L’exécution de la présente ordonnance implique nécessairement, dans les circonstances de l’espèce, d’enjoindre au ministre de l’intérieur de réexaminer la demande de visa litigieuse, dans un délai de huit jours à compter de la notification de la présente ordonnance, sans qu’il soit besoin d’assortir cette injonction d’une astreinte.

Sur les frais liés à l’instance :

Il y a lieu, dans les circonstances de l’espèce, de mettre à la charge de l’Etat, une somme de 800 euros (huit cents euros) au titre des frais exposés par M. A... C... et non compris dans les dépens.


O R D O N N E :


Article 1er : L’exécution de la décision des autorités consulaires à Téhéran (Iran) du 29 octobre 2025 refusant de délivrer un visa de long séjour au titre de la réunification familiale à M. D... C... est suspendue.

Article 2 : Il est enjoint au ministre de l’intérieur de réexaminer la demande de visa de M. D... C... dans un délai de huit jours à compter de la notification de cette ordonnance.

Article 3 : L’Etat versera à M. A... C... de la somme de 800 euros (huit cents euros) en application de l’article L. 761 1 du code de justice administrative.

Article 4 : Le surplus des conclusions de la requête est rejeté.

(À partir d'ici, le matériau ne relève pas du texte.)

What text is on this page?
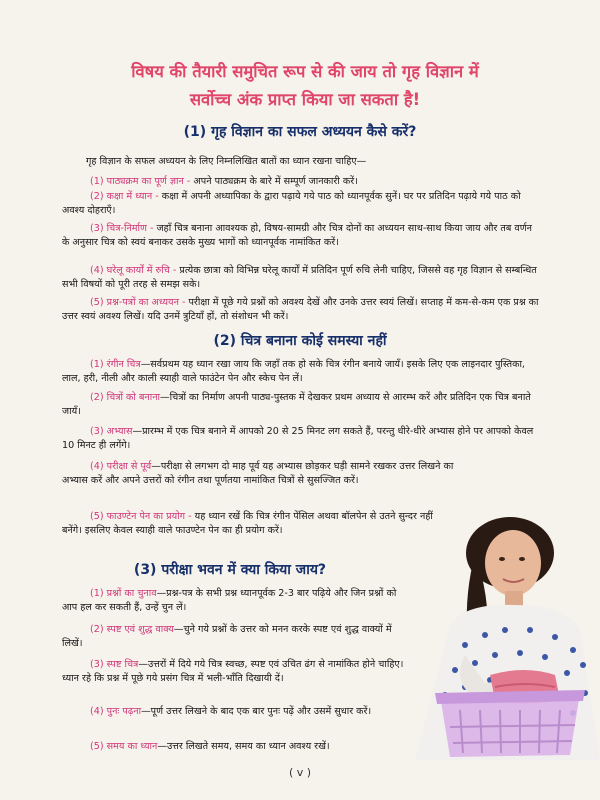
विषय की तैयारी समुचित रूप से की जाय तो गृह विज्ञान में
सर्वोच्च अंक प्राप्त किया जा सकता है!
(1) गृह विज्ञान का सफल अध्ययन कैसे करें?
गृह विज्ञान के सफल अध्ययन के लिए निम्नलिखित बातों का ध्यान रखना चाहिए—

(1) पाठ्यक्रम का पूर्ण ज्ञान - अपने पाठ्यक्रम के बारे में सम्पूर्ण जानकारी करें।

(2) कक्षा में ध्यान - कक्षा में अपनी अध्यापिका के द्वारा पढ़ाये गये पाठ को ध्यानपूर्वक सुनें। घर पर प्रतिदिन पढ़ाये गये पाठ को अवश्य दोहराएँ।

(3) चित्र-निर्माण - जहाँ चित्र बनाना आवश्यक हो, विषय-सामग्री और चित्र दोनों का अध्ययन साथ-साथ किया जाय और तब वर्णन के अनुसार चित्र को स्वयं बनाकर उसके मुख्य भागों को ध्यानपूर्वक नामांकित करें।

(4) घरेलू कार्यों में रुचि - प्रत्येक छात्रा को विभिन्न घरेलू कार्यों में प्रतिदिन पूर्ण रुचि लेनी चाहिए, जिससे वह गृह विज्ञान से सम्बन्धित सभी विषयों को पूरी तरह से समझ सके।

(5) प्रश्न-पत्रों का अध्ययन - परीक्षा में पूछे गये प्रश्नों को अवश्य देखें और उनके उत्तर स्वयं लिखें। सप्ताह में कम-से-कम एक प्रश्न का उत्तर स्वयं अवश्य लिखें। यदि उनमें त्रुटियाँ हों, तो संशोधन भी करें।

(2) चित्र बनाना कोई समस्या नहीं

(1) रंगीन चित्र—सर्वप्रथम यह ध्यान रखा जाय कि जहाँ तक हो सके चित्र रंगीन बनाये जायँ। इसके लिए एक लाइनदार पुस्तिका, लाल, हरी, नीली और काली स्याही वाले फाउंटेन पेन और स्केच पेन लें।

(2) चित्रों को बनाना—चित्रों का निर्माण अपनी पाठ्य-पुस्तक में देखकर प्रथम अध्याय से आरम्भ करें और प्रतिदिन एक चित्र बनाते जायँ।

(3) अभ्यास—प्रारम्भ में एक चित्र बनाने में आपको 20 से 25 मिनट लग सकते हैं, परन्तु धीरे-धीरे अभ्यास होने पर आपको केवल 10 मिनट ही लगेंगे।

(4) परीक्षा से पूर्व—परीक्षा से लगभग दो माह पूर्व यह अभ्यास छोड़कर घड़ी सामने रखकर उत्तर लिखने का अभ्यास करें और अपने उत्तरों को रंगीन तथा पूर्णतया नामांकित चित्रों से सुसज्जित करें।

(5) फाउण्टेन पेन का प्रयोग - यह ध्यान रखें कि चित्र रंगीन पेंसिल अथवा बॉलपेन से उतने सुन्दर नहीं बनेंगे। इसलिए केवल स्याही वाले फाउण्टेन पेन का ही प्रयोग करें।

(3) परीक्षा भवन में क्या किया जाय?

(1) प्रश्नों का चुनाव—प्रश्न-पत्र के सभी प्रश्न ध्यानपूर्वक 2-3 बार पढ़िये और जिन प्रश्नों को आप हल कर सकती हैं, उन्हें चुन लें।

(2) स्पष्ट एवं शुद्ध वाक्य—चुने गये प्रश्नों के उत्तर को मनन करके स्पष्ट एवं शुद्ध वाक्यों में लिखें।

(3) स्पष्ट चित्र—उत्तरों में दिये गये चित्र स्वच्छ, स्पष्ट एवं उचित ढंग से नामांकित होने चाहिए। ध्यान रहे कि प्रश्न में पूछे गये प्रसंग चित्र में भली-भाँति दिखायी दें।

(4) पुनः पढ़ना—पूर्ण उत्तर लिखने के बाद एक बार पुनः पढ़ें और उसमें सुधार करें।

(5) समय का ध्यान—उत्तर लिखते समय, समय का ध्यान अवश्य रखें।

( v )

Article 5 : La présente ordonnance sera notifiée à M. D... C..., à M. A... C... et au ministre de l’intérieur.

Fait à Nantes, le 26 janvier 2026.

Le juge des référés,




Y. MAROWSKI

La greffière,




A-L. BOUILLAND

La République mande et ordonne au ministre de l’intérieur en ce qui le concerne ou à tous commissaires de justice à ce requis en ce qui concerne les voies de droit commun contre les parties privées, de pourvoir à l’exécution de la présente décision.